Still about 7,000 spectators came to see the stately procession, including Felucca Fink of Lakewood and her mother, Haydee Phillips of Parma Heights. They brought an umbrella to shield themselves from the unrelenting sun at their prime viewing spot at the tip of Ninth Street Pier.
“I feel bad,” said Fink as the Parade of Sail was delayed 45 minutes while the Coast Guard herded curious boaters out of the way of the ships. “I wish I had enough umbrella to share with everyone.”
Chris and Wendy Sigeti of Belleville, Mich., found some respite from the heat in the shadow of the Rock and Roll Hall of Fame and Museum. Chris snapped photos as the HMS Bounty glided by North Coast Harbor. The Sigetis, who were married Tuesday, were enjoying a Cleveland honeymoon along with Chris’s son Ryan, 15, and mother, Becky Sigeti, both of Payson, Ariz. They had seen a sign for the festival at the Great Lakes Science Center when they visited Tuesday.
Ryan was less impressed with the nautical show. “He said, ‘another ship just like the last one went by,’ ” said Chris. (Oh, well, in a few minutes they’d tour the Rock Hall, which stays open late on summer Wednesdays.)

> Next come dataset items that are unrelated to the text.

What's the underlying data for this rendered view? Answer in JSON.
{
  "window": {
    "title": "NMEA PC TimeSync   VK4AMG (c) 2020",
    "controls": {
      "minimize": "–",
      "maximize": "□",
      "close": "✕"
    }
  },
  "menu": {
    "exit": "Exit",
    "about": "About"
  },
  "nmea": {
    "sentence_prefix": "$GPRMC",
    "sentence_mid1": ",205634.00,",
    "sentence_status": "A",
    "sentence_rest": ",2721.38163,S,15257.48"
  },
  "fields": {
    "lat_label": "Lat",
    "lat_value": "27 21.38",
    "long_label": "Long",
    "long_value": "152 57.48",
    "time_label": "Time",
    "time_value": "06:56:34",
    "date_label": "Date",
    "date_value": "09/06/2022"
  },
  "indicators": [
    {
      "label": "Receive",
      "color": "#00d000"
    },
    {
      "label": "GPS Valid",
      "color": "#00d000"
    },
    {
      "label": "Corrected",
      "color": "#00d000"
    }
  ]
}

Up on the top deck of the William G. Mather, the retired ore carrier permanently docked at the science center, Eric Henkel, 13, said he liked the ships because they are historical and loud — cue the cannons that boomed every few minutes from the ships.
He and his grandpa, Bruce Henkel of Dayton, had a first-rate front row spot at the rear of the Mather to view the Pride of Baltimore II, a 157-foot topsail schooner, as it sailed by. The old ore carrier’s stern points toward open water.

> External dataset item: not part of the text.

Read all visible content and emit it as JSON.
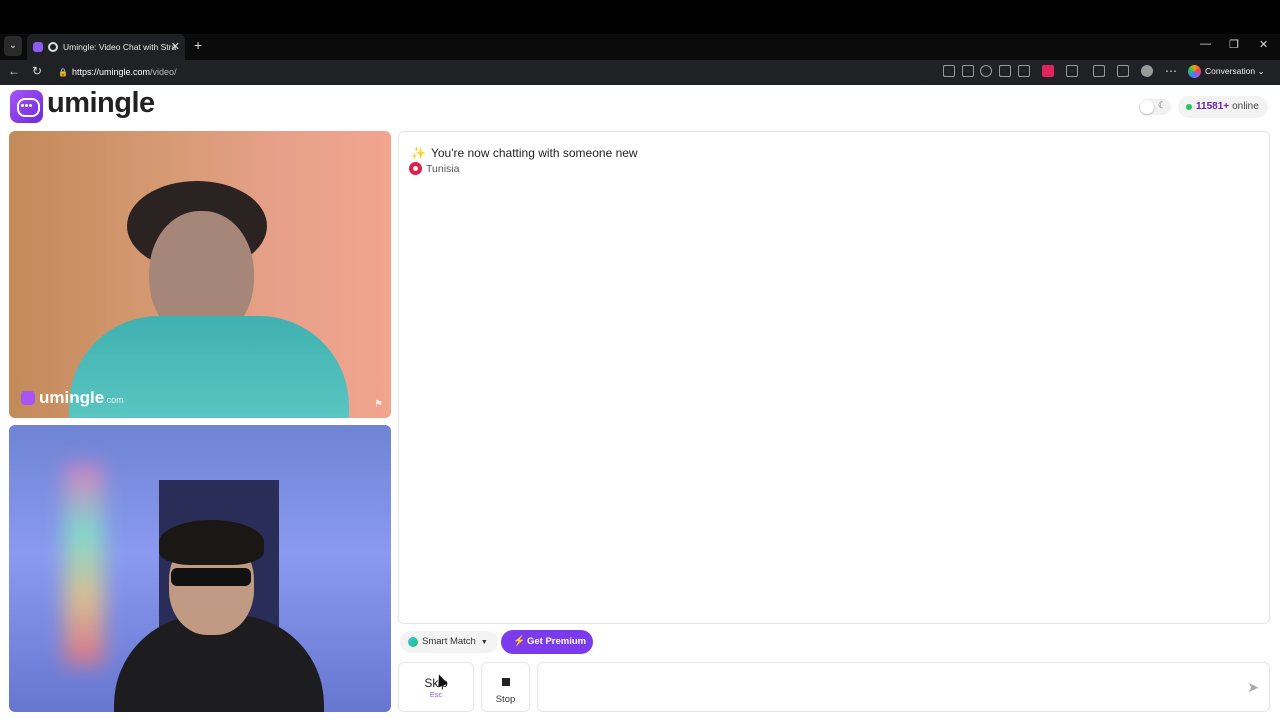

The ships — some sporting a dozen sails — were perfect to capture some children’s attention, said Stacey Smith of Lakewood, who waited for the parade to begin at the North Coast Pier. “They look like pirate ships — that’s the important thing,” she said. Her daughter Alexanderia, 11, disagreed with her mother’s enthusiasm about the ships. “I have no clue what they are.” She would have rather been swimming, she said.
And on a scorcher like Wednesday, who could blame her?

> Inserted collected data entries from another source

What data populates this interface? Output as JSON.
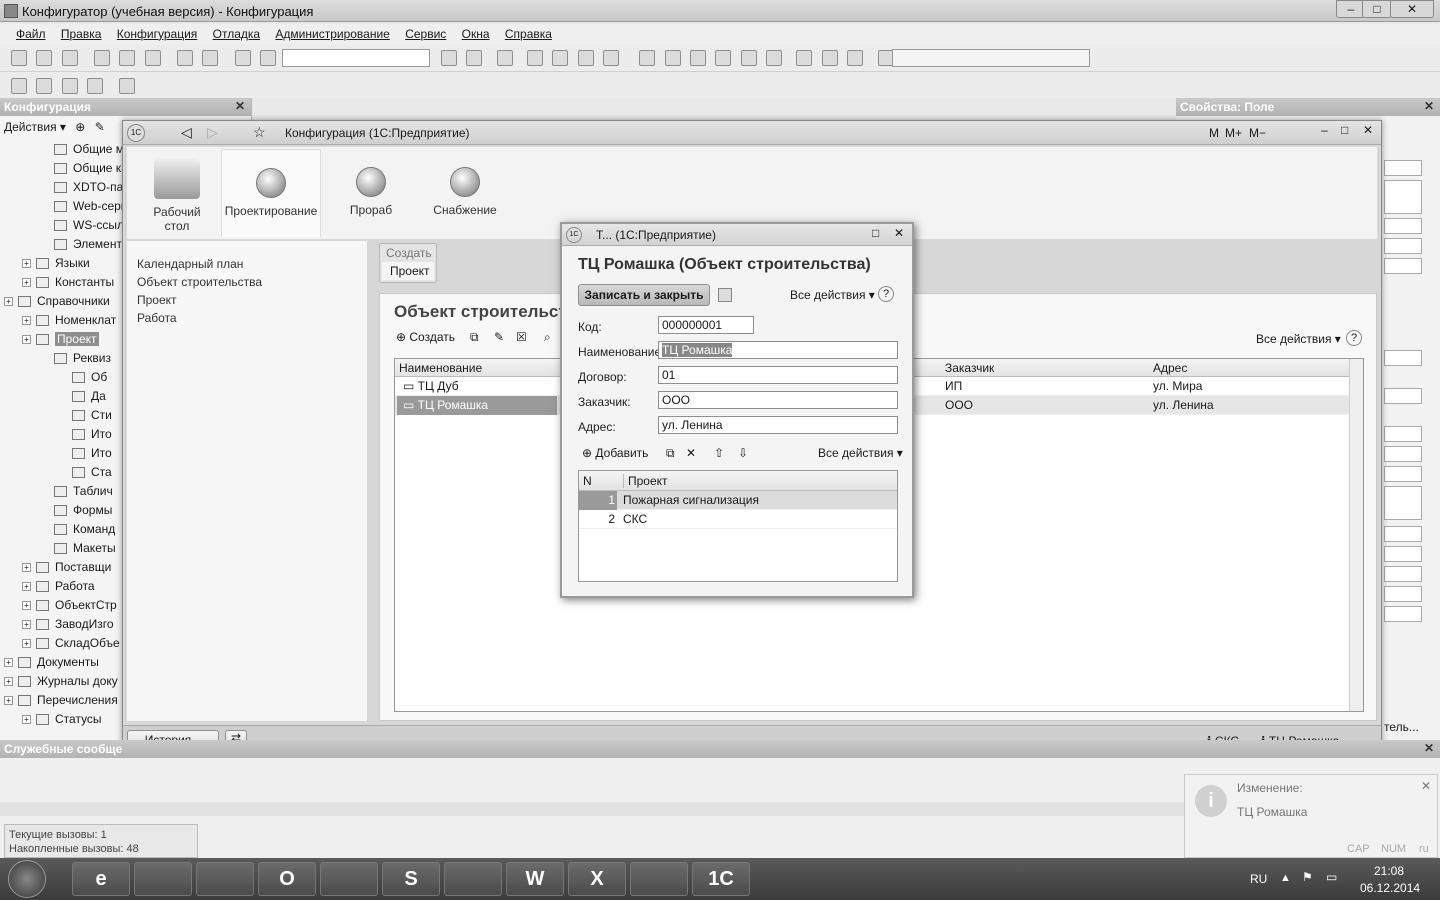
{
  "window": {
    "title": "Конфигуратор (учебная версия) - Конфигурация"
  },
  "menu": [
    "Файл",
    "Правка",
    "Конфигурация",
    "Отладка",
    "Администрирование",
    "Сервис",
    "Окна",
    "Справка"
  ],
  "left_panel": {
    "title": "Конфигурация",
    "actions_label": "Действия",
    "tree": [
      {
        "label": "Общие мак",
        "indent": 2
      },
      {
        "label": "Общие кар",
        "indent": 2
      },
      {
        "label": "XDTO-паке",
        "indent": 2
      },
      {
        "label": "Web-серви",
        "indent": 2
      },
      {
        "label": "WS-ссылк",
        "indent": 2
      },
      {
        "label": "Элементы",
        "indent": 2
      },
      {
        "label": "Языки",
        "indent": 1
      },
      {
        "label": "Константы",
        "indent": 1
      },
      {
        "label": "Справочники",
        "indent": 0
      },
      {
        "label": "Номенклат",
        "indent": 1
      },
      {
        "label": "Проект",
        "indent": 1
      },
      {
        "label": "Реквиз",
        "indent": 2
      },
      {
        "label": "Об",
        "indent": 3
      },
      {
        "label": "Да",
        "indent": 3
      },
      {
        "label": "Сти",
        "indent": 3
      },
      {
        "label": "Ито",
        "indent": 3
      },
      {
        "label": "Ито",
        "indent": 3
      },
      {
        "label": "Ста",
        "indent": 3
      },
      {
        "label": "Таблич",
        "indent": 2
      },
      {
        "label": "Формы",
        "indent": 2
      },
      {
        "label": "Команд",
        "indent": 2
      },
      {
        "label": "Макеты",
        "indent": 2
      },
      {
        "label": "Поставщи",
        "indent": 1
      },
      {
        "label": "Работа",
        "indent": 1
      },
      {
        "label": "ОбъектСтр",
        "indent": 1
      },
      {
        "label": "ЗаводИзго",
        "indent": 1
      },
      {
        "label": "СкладОбъе",
        "indent": 1
      },
      {
        "label": "Документы",
        "indent": 0
      },
      {
        "label": "Журналы доку",
        "indent": 0
      },
      {
        "label": "Перечисления",
        "indent": 0
      },
      {
        "label": "Статусы",
        "indent": 1
      }
    ]
  },
  "right_panel": {
    "title": "Свойства: Поле",
    "partial_label": "тель..."
  },
  "enterprise": {
    "title": "Конфигурация (1С:Предприятие)",
    "toolbar_m": [
      "M",
      "M+",
      "M−"
    ],
    "sections": [
      {
        "label": "Рабочий стол"
      },
      {
        "label": "Проектирование"
      },
      {
        "label": "Прораб"
      },
      {
        "label": "Снабжение"
      }
    ],
    "nav": [
      "Календарный план",
      "Объект строительства",
      "Проект",
      "Работа"
    ],
    "create_panel": {
      "title": "Создать",
      "item": "Проект"
    },
    "list": {
      "title": "Объект строительства",
      "create_label": "Создать",
      "all_actions": "Все действия",
      "columns": [
        "Наименование",
        "Заказчик",
        "Адрес"
      ],
      "rows": [
        {
          "name": "ТЦ Дуб",
          "customer": "ИП",
          "address": "ул. Мира"
        },
        {
          "name": "ТЦ Ромашка",
          "customer": "ООО",
          "address": "ул. Ленина"
        }
      ]
    },
    "history_label": "История...",
    "status_items": [
      "СКС",
      "ТЦ Ромашка"
    ]
  },
  "dialog": {
    "title": "Т... (1С:Предприятие)",
    "heading": "ТЦ Ромашка (Объект строительства)",
    "save_close": "Записать и закрыть",
    "all_actions": "Все действия",
    "fields": {
      "code_label": "Код:",
      "code": "000000001",
      "name_label": "Наименование:",
      "name": "ТЦ Ромашка",
      "contract_label": "Договор:",
      "contract": "01",
      "customer_label": "Заказчик:",
      "customer": "ООО",
      "address_label": "Адрес:",
      "address": "ул. Ленина"
    },
    "add_label": "Добавить",
    "table": {
      "columns": [
        "N",
        "Проект"
      ],
      "rows": [
        {
          "n": "1",
          "project": "Пожарная сигнализация"
        },
        {
          "n": "2",
          "project": "СКС"
        }
      ]
    }
  },
  "bottom": {
    "messages_title": "Служебные сообще",
    "calls_current": "Текущие вызовы: 1",
    "calls_accum": "Накопленные вызовы: 48",
    "notification_title": "Изменение:",
    "notification_text": "ТЦ Ромашка",
    "indicators": [
      "CAP",
      "NUM",
      "ru"
    ]
  },
  "taskbar": {
    "lang": "RU",
    "time": "21:08",
    "date": "06.12.2014",
    "apps": [
      "e",
      "",
      "",
      "O",
      "",
      "S",
      "",
      "W",
      "X",
      "",
      "1С"
    ]
  }
}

Smith’s friend Holly Bodi of Westlake, who fashioned tents out of two bed sheets for the eight children she and friends brought, also planned to take a short “sail away” on one of the ships Friday. Three of the ships are offering the brief trips during the festival.
“I’m excited,” she said while waiting with her children, Annabelle, 5, and Andrew, 7, for the Parade of Sail to begin. “It’s a very interesting way to introduce history to kids. Perhaps when they see them, they’ll start asking questions.”
Previous tall ship festivals were here in 2006, 2003 and 2001. This year, the festival had difficulty finding a sponsor, but the Rotary Club of Cleveland donated $100,000 in seed money to bring the classic ships to the city. The club celebrates its 100th anniversary this year.
“This is the result of thousands and thousands of man hours,” said Mikel Harding, Rotary co-chair of the event. “We want everyone to appreciate these vessels. It’s a unique opportunity to see something you don’t see every day.”
“I think to [some] people, tall ships are something enigmatic and elusive — kind of like unicorns,” said LeeAnne Gordon, chief mate aboard Lynx, a modern version of the speedy privateers that nabbed British cargo ships during the War of 1812.
Gordon, whose ship is at this year’s Cleveland festival, corresponded with The Plain Dealer by email on the ship’s journey to Sandusky last weekend. She said she also is pleased to present young visitors with an idea for a career they may not have thought of before.